Oil prices have dropped due to massive weekly gasoline and distillate stock builds, which overshadowed a larger-than-expected crude stock draw. Brent crude settled down 66 cents, or 0.8%, to $77.59 during the session, while US West Texas Intermediate crude futures settled down 51 cents, or 0.7%, to $72.19.
Low fuel demand and large inventory increases in data from the US Energy Information Administration weighed on prices. Gasoline stocks rose by 10.9 million barrels to 237 million barrels, their highest week-on-week rise in over 30 years.
Distillate stocks rose by 10.1 million barrels to 125.9 million barrels, with distillate product supplied falling to its lowest level since 1999. The key Northeast region is still indicating relatively mild temperatures, likely limiting diesel gains.

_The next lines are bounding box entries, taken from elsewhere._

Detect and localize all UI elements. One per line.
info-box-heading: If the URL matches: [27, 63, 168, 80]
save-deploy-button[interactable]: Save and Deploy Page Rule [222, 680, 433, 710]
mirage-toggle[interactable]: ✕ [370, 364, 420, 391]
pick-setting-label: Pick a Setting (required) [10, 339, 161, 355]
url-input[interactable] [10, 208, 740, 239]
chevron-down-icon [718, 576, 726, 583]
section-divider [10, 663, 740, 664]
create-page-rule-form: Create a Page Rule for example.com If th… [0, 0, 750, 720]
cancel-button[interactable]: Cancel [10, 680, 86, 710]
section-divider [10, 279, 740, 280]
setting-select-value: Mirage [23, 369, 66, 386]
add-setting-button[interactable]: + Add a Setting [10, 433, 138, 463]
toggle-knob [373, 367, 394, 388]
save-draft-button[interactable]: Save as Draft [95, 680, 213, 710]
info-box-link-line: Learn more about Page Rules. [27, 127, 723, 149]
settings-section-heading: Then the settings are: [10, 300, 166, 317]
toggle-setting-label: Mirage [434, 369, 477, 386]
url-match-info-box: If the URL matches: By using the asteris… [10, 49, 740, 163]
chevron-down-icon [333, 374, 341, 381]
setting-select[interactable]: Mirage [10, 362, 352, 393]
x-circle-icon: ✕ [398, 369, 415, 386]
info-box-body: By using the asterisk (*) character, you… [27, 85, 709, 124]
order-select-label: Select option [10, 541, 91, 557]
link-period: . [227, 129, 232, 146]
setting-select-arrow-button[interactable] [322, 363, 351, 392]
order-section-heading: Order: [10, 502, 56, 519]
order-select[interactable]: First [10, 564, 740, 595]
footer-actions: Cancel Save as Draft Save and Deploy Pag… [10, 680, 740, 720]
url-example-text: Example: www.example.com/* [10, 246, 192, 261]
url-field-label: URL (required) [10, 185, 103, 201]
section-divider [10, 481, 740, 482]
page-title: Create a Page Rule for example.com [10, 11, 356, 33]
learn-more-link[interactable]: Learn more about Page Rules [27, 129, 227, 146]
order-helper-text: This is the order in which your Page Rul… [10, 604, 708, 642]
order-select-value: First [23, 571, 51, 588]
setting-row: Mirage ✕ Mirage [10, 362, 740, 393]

Crude inventories drew by 5.5 million barrels in the week, largely due to shipping disruptions in the Red Sea.
The situation in the Red Sea has forced refiners and buyers of crude oil to go to the United States rather than sail around the Horn of Africa. Downbeat economic data sent prices lower earlier in the session, with Eurozone business activity shrinking in December and German inflation rising.
Both oil benchmarks gained about 3% on Wednesday, and oil found support from American Petroleum Institute data showing crude stocks fell by 7.4 million barrels, double the expected drawdown.